The reversible interconversion of formate (HCOO⁻) and carbon dioxide (CO₂) is catalyzed by formate dehydrogenase (FDH, EC 1.17.1.9). This enzyme can be used as a first step in the utilization of CO₂ as carbon substrate for production of high-in-demand chemicals. However, comparison and categorization of the very diverse group of FDH enzymes has received only limited attention. With specific emphasis on FDH catalyzed CO₂ reduction to HCOO⁻, we present a novel classification scheme for FDHs based on protein sequence alignment and gene organization analysis. We show that prokaryotic FDHs can be neatly divided into six meaningful sub-types. These sub-types are discussed in the context of overall structural composition, phylogeny of the gene segment organization, metabolic role, and catalytic properties of the enzymes. Based on the available literature, the influence of electron donor choice on the efficacy of FDH catalyzed CO₂ reduction is quantified and compared. This analysis shows that methyl viologen and hydrogen are several times more potent than NADH as electron donors. Hence, the new FDH classification scheme and the electron donor analysis provide an improved base for developing FDH-facilitated CO₂ reduction as a viable step in the utilization of CO₂ as carbon source for green production of chemicals.
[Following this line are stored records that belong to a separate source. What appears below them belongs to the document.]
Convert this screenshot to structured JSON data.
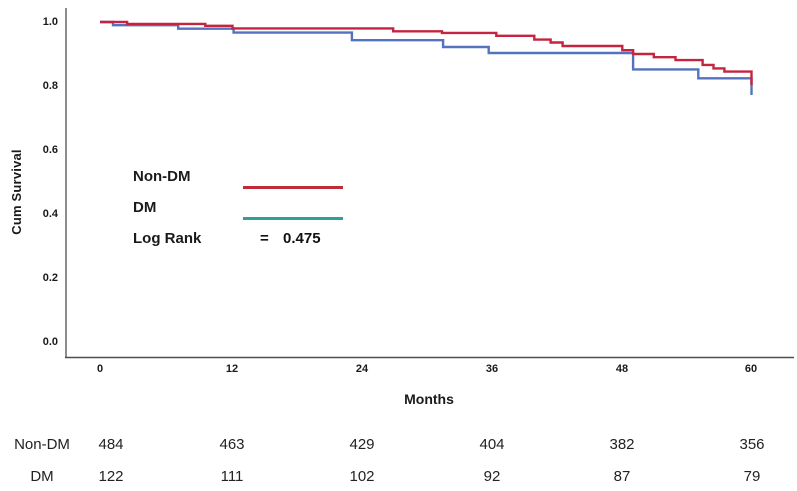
{
  "chart_data": {
    "type": "line",
    "subtype": "kaplan-meier-step",
    "title": "",
    "xlabel": "Months",
    "ylabel": "Cum Survival",
    "xlim": [
      0,
      64
    ],
    "ylim": [
      0.0,
      1.05
    ],
    "grid": false,
    "legend_position": "inside-left-middle",
    "x_ticks": [
      0,
      12,
      24,
      36,
      48,
      60
    ],
    "x_tick_labels": [
      "0",
      "12",
      "24",
      "36",
      "48",
      "60"
    ],
    "y_ticks": [
      1.0,
      0.8,
      0.6,
      0.4,
      0.2,
      0.0
    ],
    "y_tick_labels": [
      "1.0",
      "0.8",
      "0.6",
      "0.4",
      "0.2",
      "0.0"
    ],
    "axis_colors": {
      "y_axis": "#8c8c8c",
      "x_axis": "#4d4d4d"
    },
    "series": [
      {
        "name": "Non-DM",
        "curve_color": "#c4243f",
        "legend_color": "#bf2b38",
        "points": [
          [
            0,
            1.0
          ],
          [
            2.5,
            0.994
          ],
          [
            9.7,
            0.988
          ],
          [
            12.2,
            0.98
          ],
          [
            27,
            0.971
          ],
          [
            31.5,
            0.966
          ],
          [
            36.5,
            0.957
          ],
          [
            40,
            0.945
          ],
          [
            41.5,
            0.936
          ],
          [
            42.6,
            0.925
          ],
          [
            48.1,
            0.912
          ],
          [
            49.1,
            0.9
          ],
          [
            51,
            0.89
          ],
          [
            53,
            0.881
          ],
          [
            55.5,
            0.866
          ],
          [
            56.5,
            0.855
          ],
          [
            57.5,
            0.845
          ],
          [
            60,
            0.803
          ]
        ]
      },
      {
        "name": "DM",
        "curve_color": "#5472bd",
        "legend_color": "#2ba198",
        "points": [
          [
            0,
            1.0
          ],
          [
            1.2,
            0.99
          ],
          [
            7.2,
            0.979
          ],
          [
            12.3,
            0.967
          ],
          [
            23.2,
            0.943
          ],
          [
            31.6,
            0.922
          ],
          [
            35.8,
            0.903
          ],
          [
            49.1,
            0.852
          ],
          [
            55.1,
            0.824
          ],
          [
            60,
            0.772
          ]
        ]
      }
    ],
    "log_rank": {
      "label": "Log Rank",
      "eq": "=",
      "value": "0.475"
    }
  },
  "risk_table": {
    "rows": [
      {
        "label": "Non-DM",
        "values": [
          484,
          463,
          429,
          404,
          382,
          356
        ]
      },
      {
        "label": "DM",
        "values": [
          122,
          111,
          102,
          92,
          87,
          79
        ]
      }
    ]
  }
}
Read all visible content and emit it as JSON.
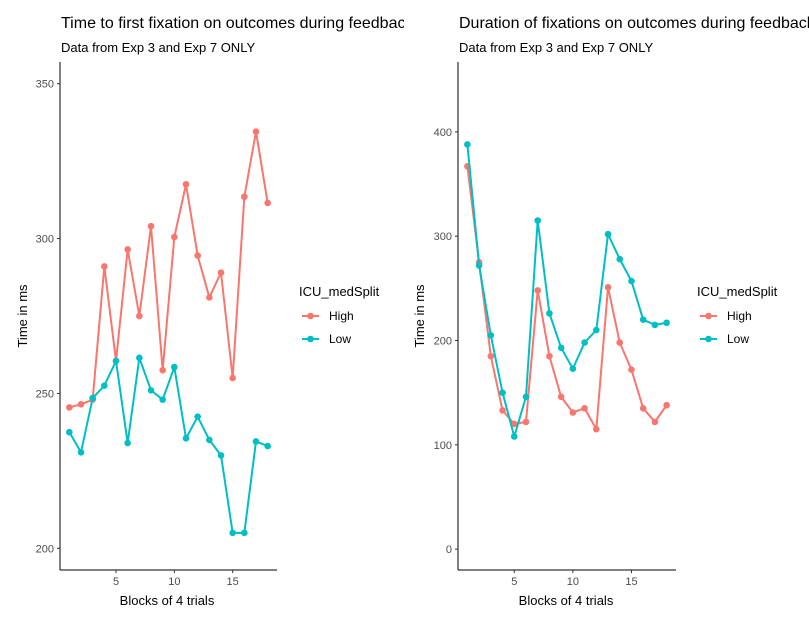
{
  "colors": {
    "High": "#F8766D",
    "Low": "#00BFC4"
  },
  "chart_data": [
    {
      "type": "line",
      "title": "Time to first fixation on outcomes during feedback",
      "subtitle": "Data from Exp 3 and Exp 7 ONLY",
      "xlabel": "Blocks of 4 trials",
      "ylabel": "Time in ms",
      "xlim": [
        0.2,
        18.8
      ],
      "ylim": [
        193,
        357
      ],
      "xticks": [
        5,
        10,
        15
      ],
      "yticks": [
        200,
        250,
        300,
        350
      ],
      "grid": false,
      "legend": {
        "title": "ICU_medSplit",
        "entries": [
          "High",
          "Low"
        ],
        "placement": "right"
      },
      "x": [
        1,
        2,
        3,
        4,
        5,
        6,
        7,
        8,
        9,
        10,
        11,
        12,
        13,
        14,
        15,
        16,
        17,
        18
      ],
      "series": [
        {
          "name": "High",
          "values": [
            245.5,
            246.5,
            248.0,
            291.0,
            260.5,
            296.5,
            275.0,
            304.0,
            257.5,
            300.5,
            317.5,
            294.5,
            281.0,
            289.0,
            255.0,
            313.5,
            334.5,
            311.5
          ]
        },
        {
          "name": "Low",
          "values": [
            237.5,
            231.0,
            248.5,
            252.5,
            260.5,
            234.0,
            261.5,
            251.0,
            248.0,
            258.5,
            235.5,
            242.5,
            235.0,
            230.0,
            205.0,
            205.0,
            234.5,
            233.0
          ]
        }
      ]
    },
    {
      "type": "line",
      "title": "Duration of fixations on outcomes during feedback",
      "subtitle": "Data from Exp 3 and Exp 7 ONLY",
      "xlabel": "Blocks of 4 trials",
      "ylabel": "Time in ms",
      "xlim": [
        0.2,
        18.8
      ],
      "ylim": [
        -20,
        467
      ],
      "xticks": [
        5,
        10,
        15
      ],
      "yticks": [
        0,
        100,
        200,
        300,
        400
      ],
      "grid": false,
      "legend": {
        "title": "ICU_medSplit",
        "entries": [
          "High",
          "Low"
        ],
        "placement": "right"
      },
      "x": [
        1,
        2,
        3,
        4,
        5,
        6,
        7,
        8,
        9,
        10,
        11,
        12,
        13,
        14,
        15,
        16,
        17,
        18
      ],
      "series": [
        {
          "name": "High",
          "values": [
            367,
            275,
            185,
            133,
            120,
            122,
            248,
            185,
            146,
            131,
            135,
            115,
            251,
            198,
            172,
            135,
            122,
            138
          ]
        },
        {
          "name": "Low",
          "values": [
            388,
            272,
            205,
            150,
            108,
            146,
            315,
            226,
            193,
            173,
            198,
            210,
            302,
            278,
            257,
            220,
            215,
            217
          ]
        }
      ]
    }
  ]
}
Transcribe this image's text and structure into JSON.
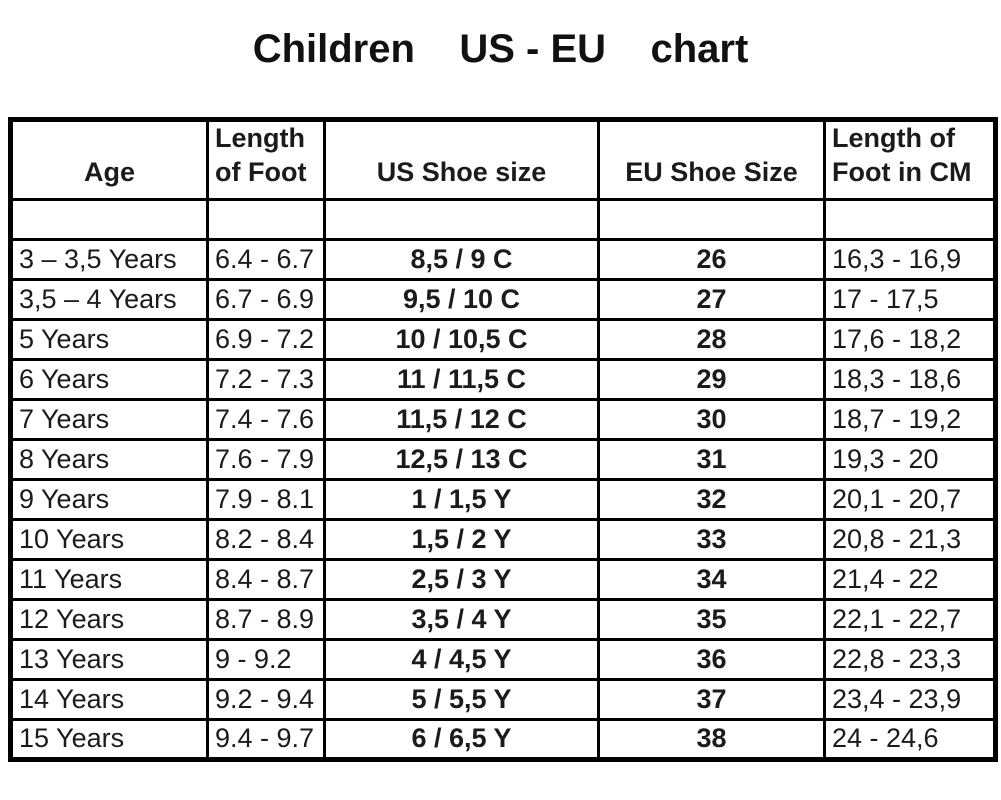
{
  "page": {
    "title": "Children    US - EU    chart"
  },
  "table": {
    "columns": [
      "Age",
      "Length\nof Foot",
      "US Shoe size",
      "EU Shoe Size",
      "Length of\nFoot in CM"
    ],
    "rows": [
      {
        "age": "3 – 3,5 Years",
        "foot": "6.4 - 6.7",
        "us": "8,5 / 9 C",
        "eu": "26",
        "cm": "16,3 - 16,9"
      },
      {
        "age": "3,5 – 4 Years",
        "foot": "6.7 - 6.9",
        "us": "9,5 / 10 C",
        "eu": "27",
        "cm": "17 - 17,5"
      },
      {
        "age": "5 Years",
        "foot": "6.9 - 7.2",
        "us": "10 / 10,5 C",
        "eu": "28",
        "cm": "17,6 - 18,2"
      },
      {
        "age": "6 Years",
        "foot": "7.2 - 7.3",
        "us": "11 / 11,5 C",
        "eu": "29",
        "cm": "18,3 - 18,6"
      },
      {
        "age": "7 Years",
        "foot": "7.4 - 7.6",
        "us": "11,5 / 12 C",
        "eu": "30",
        "cm": "18,7 - 19,2"
      },
      {
        "age": "8 Years",
        "foot": "7.6 - 7.9",
        "us": "12,5 / 13 C",
        "eu": "31",
        "cm": "19,3 - 20"
      },
      {
        "age": "9 Years",
        "foot": "7.9 - 8.1",
        "us": "1 / 1,5 Y",
        "eu": "32",
        "cm": "20,1 - 20,7"
      },
      {
        "age": "10 Years",
        "foot": "8.2 - 8.4",
        "us": "1,5 / 2 Y",
        "eu": "33",
        "cm": "20,8 - 21,3"
      },
      {
        "age": "11 Years",
        "foot": "8.4 - 8.7",
        "us": "2,5 / 3 Y",
        "eu": "34",
        "cm": "21,4 - 22"
      },
      {
        "age": "12 Years",
        "foot": "8.7 - 8.9",
        "us": "3,5 / 4 Y",
        "eu": "35",
        "cm": "22,1 - 22,7"
      },
      {
        "age": "13 Years",
        "foot": "9 - 9.2",
        "us": "4 / 4,5 Y",
        "eu": "36",
        "cm": "22,8 - 23,3"
      },
      {
        "age": "14 Years",
        "foot": "9.2 - 9.4",
        "us": "5 / 5,5 Y",
        "eu": "37",
        "cm": "23,4 - 23,9"
      },
      {
        "age": "15 Years",
        "foot": "9.4 - 9.7",
        "us": "6 / 6,5 Y",
        "eu": "38",
        "cm": "24 - 24,6"
      }
    ]
  }
}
甲酸盐（HCOO的可逆互^- ）和二氧化碳（CO ₂）由甲酸脱氢酶（FDH，EC 1.17.1.9）催化。该酶可以用作利用CO ₂作为生产高需求化学品的碳底物的第一步。但是，非常多样化的FDH酶的比较和分类仅受到了有限的关注。特别强调FDH催化CO ₂还原成HCOO ^-，我们提出了一种基于蛋白质序列比对和基因组织分析的FDHs新分类方案。我们显示原核FDHs可以整齐地分为六个有意义的亚型。在整体结构组成，基因区段组织的系统发育，代谢作用和酶的催化特性的背景下讨论了这些亚型。根据现有的文献，量化和比较了电子供体选择对FDH催化的CO ₂还原效果的影响。该分析表明，作为电子给体，甲基紫精和氢的效能比NADH强几倍。因此，新的FDH分类方案和电子供体分析为开发FDH促进的CO ₂提供了改进的基础。减排是利用CO ₂作为绿色生产化学品的碳源的可行步骤。